Analyzing scRNA-seq data by CCP-assisted UMAP and t-SNE

Single-cell RNA sequencing (scRNA-seq) is a relatively new technology that profiles the transcriptome of individual cells within a tissue or organ, aiming to gain understanding of gene expression, gene regulation, cell-cell interaction, spatial transcriptomics, signal transduction pathways, and more [1]. The typical workflow of scRNA-seq involves cell isolation, RNA extraction, library preparation, sequencing, and data analysis. One of the key challenges in scRNA-seq analysis is the enormous amount of data generated, which can be complex, nonuniform, noisy, unlabeled, and of excessively high dimensions.

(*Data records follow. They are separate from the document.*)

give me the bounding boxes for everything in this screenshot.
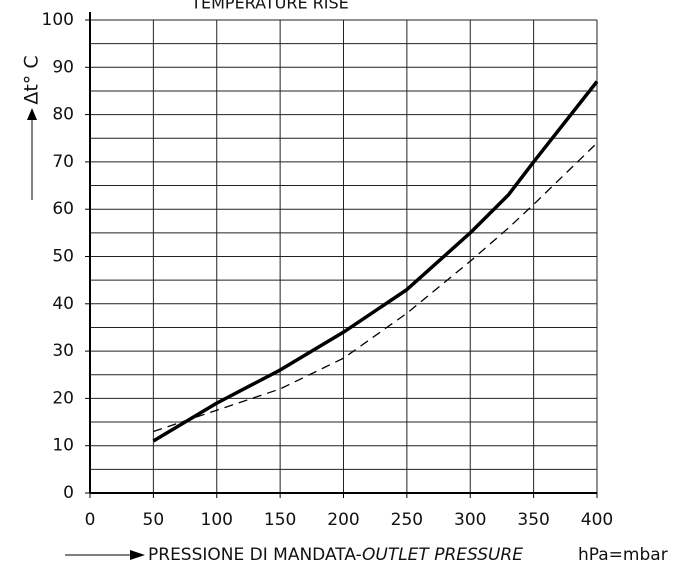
x-tick-label: 100 bbox=[201, 510, 233, 530]
x-tick-label: 200 bbox=[327, 510, 359, 530]
data-line bbox=[152, 80, 599, 443]
y-tick-label: 10 bbox=[52, 436, 74, 456]
x-axis-label: PRESSIONE DI MANDATA- bbox=[148, 545, 362, 565]
y-tick-label: 0 bbox=[63, 483, 74, 503]
y-tick-label: 20 bbox=[52, 388, 74, 408]
x-axis-unit: hPa=mbar bbox=[578, 545, 668, 565]
x-tick-label: 350 bbox=[517, 510, 549, 530]
x-arrow-head bbox=[130, 550, 145, 560]
y-tick-label: 100 bbox=[42, 10, 74, 30]
x-axis-label-italic: OUTLET PRESSURE bbox=[362, 545, 523, 565]
y-tick-label: 30 bbox=[52, 341, 74, 361]
x-tick-label: 50 bbox=[143, 510, 165, 530]
y-axis-label-group: Δt° C bbox=[21, 55, 43, 200]
data-line bbox=[153, 142, 598, 433]
x-tick-label: 150 bbox=[264, 510, 296, 530]
x-tick-label: 0 bbox=[85, 510, 96, 530]
y-axis-label: Δt° C bbox=[21, 55, 43, 104]
y-tick-label: 90 bbox=[52, 57, 74, 77]
x-tick-label: 300 bbox=[454, 510, 486, 530]
y-tick-label: 50 bbox=[52, 247, 74, 267]
chart-title: TEMPERATURE RISE bbox=[190, 0, 349, 13]
y-tick-label: 60 bbox=[52, 199, 74, 219]
x-tick-label: 400 bbox=[581, 510, 613, 530]
y-tick-label: 70 bbox=[52, 152, 74, 172]
y-tick-label: 80 bbox=[52, 105, 74, 125]
y-tick-label: 40 bbox=[52, 294, 74, 314]
x-tick-label: 250 bbox=[391, 510, 423, 530]
y-arrow-head bbox=[27, 108, 37, 120]
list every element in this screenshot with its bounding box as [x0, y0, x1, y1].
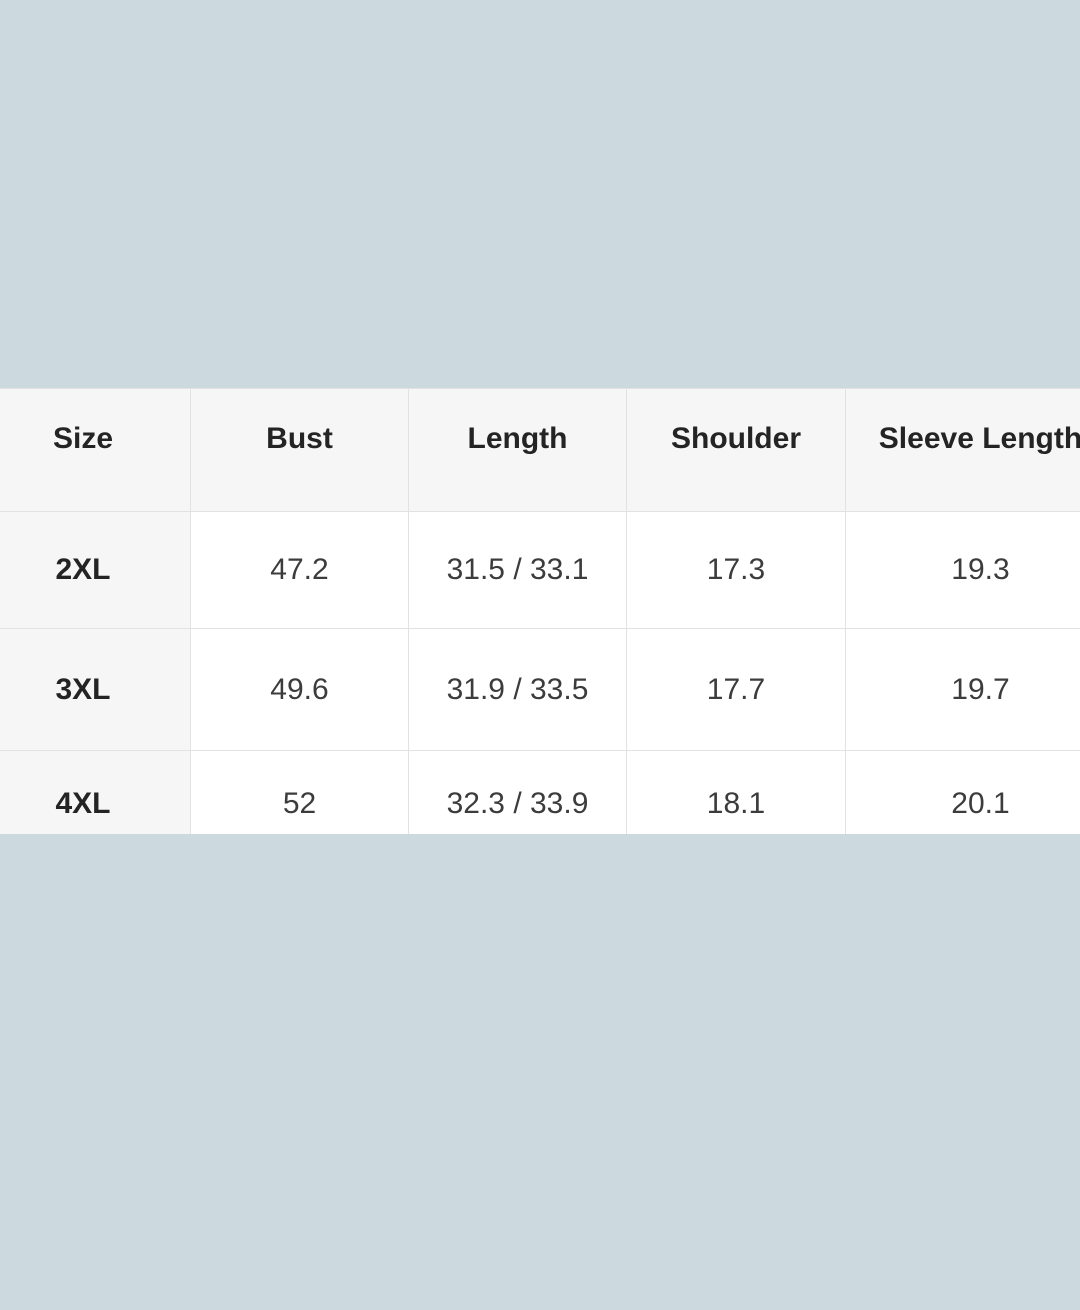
column-header-size: Size: [0, 388, 191, 512]
sleeve-length-value-cell: 19.7: [845, 628, 1080, 751]
column-header-sleeve-length: Sleeve Length: [845, 388, 1080, 512]
shoulder-value-cell: 17.3: [626, 511, 846, 629]
table-row-2xl: 2XL 47.2 31.5 / 33.1 17.3 19.3: [0, 511, 1080, 629]
bust-value-cell: 49.6: [190, 628, 409, 751]
length-value-cell: 31.5 / 33.1: [408, 511, 627, 629]
table-row-3xl: 3XL 49.6 31.9 / 33.5 17.7 19.7: [0, 628, 1080, 751]
length-value-cell: 31.9 / 33.5: [408, 628, 627, 751]
bust-value-cell: 52: [190, 750, 409, 834]
size-chart-viewport[interactable]: Size Bust Length Shoulder Sleeve Length …: [0, 388, 1080, 834]
table-row-4xl: 4XL 52 32.3 / 33.9 18.1 20.1: [0, 750, 1080, 834]
column-header-shoulder: Shoulder: [626, 388, 846, 512]
length-value-cell: 32.3 / 33.9: [408, 750, 627, 834]
shoulder-value-cell: 17.7: [626, 628, 846, 751]
column-header-length: Length: [408, 388, 627, 512]
size-cell: 2XL: [0, 511, 191, 629]
bust-value-cell: 47.2: [190, 511, 409, 629]
sleeve-length-value-cell: 20.1: [845, 750, 1080, 834]
header-row: Size Bust Length Shoulder Sleeve Length: [0, 388, 1080, 512]
size-cell: 3XL: [0, 628, 191, 751]
shoulder-value-cell: 18.1: [626, 750, 846, 834]
sleeve-length-value-cell: 19.3: [845, 511, 1080, 629]
size-cell: 4XL: [0, 750, 191, 834]
size-chart-table: Size Bust Length Shoulder Sleeve Length …: [0, 388, 1080, 834]
column-header-bust: Bust: [190, 388, 409, 512]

A typical data analysis pipeline involves data preprocessing, gene expression quantification, normalization and batch correction, dimensionality reduction, cell type identification, differential gene expression analysis, and pathway and functional analysis [2-7]. Principal component analysis (PCA), t-distributed stochastic neighbor embedding (t-SNE), and uniform manifold approximation and projection (UMAP) are some of the most popular approaches for dimensionality reduction, clustering, and visualization of scRNA-seq data. PCA is a classical technique used for dimensionality reduction and visualization. It identifies the most important patterns and correlations in a high-dimensional dataset and expresses them as a linear combination of new and orthogonal components. Among them, the first few components are often regarded as principal components, which can be used to visualize the scRNA-seq data in a lower-dimensional space or to identify important gene expression patterns.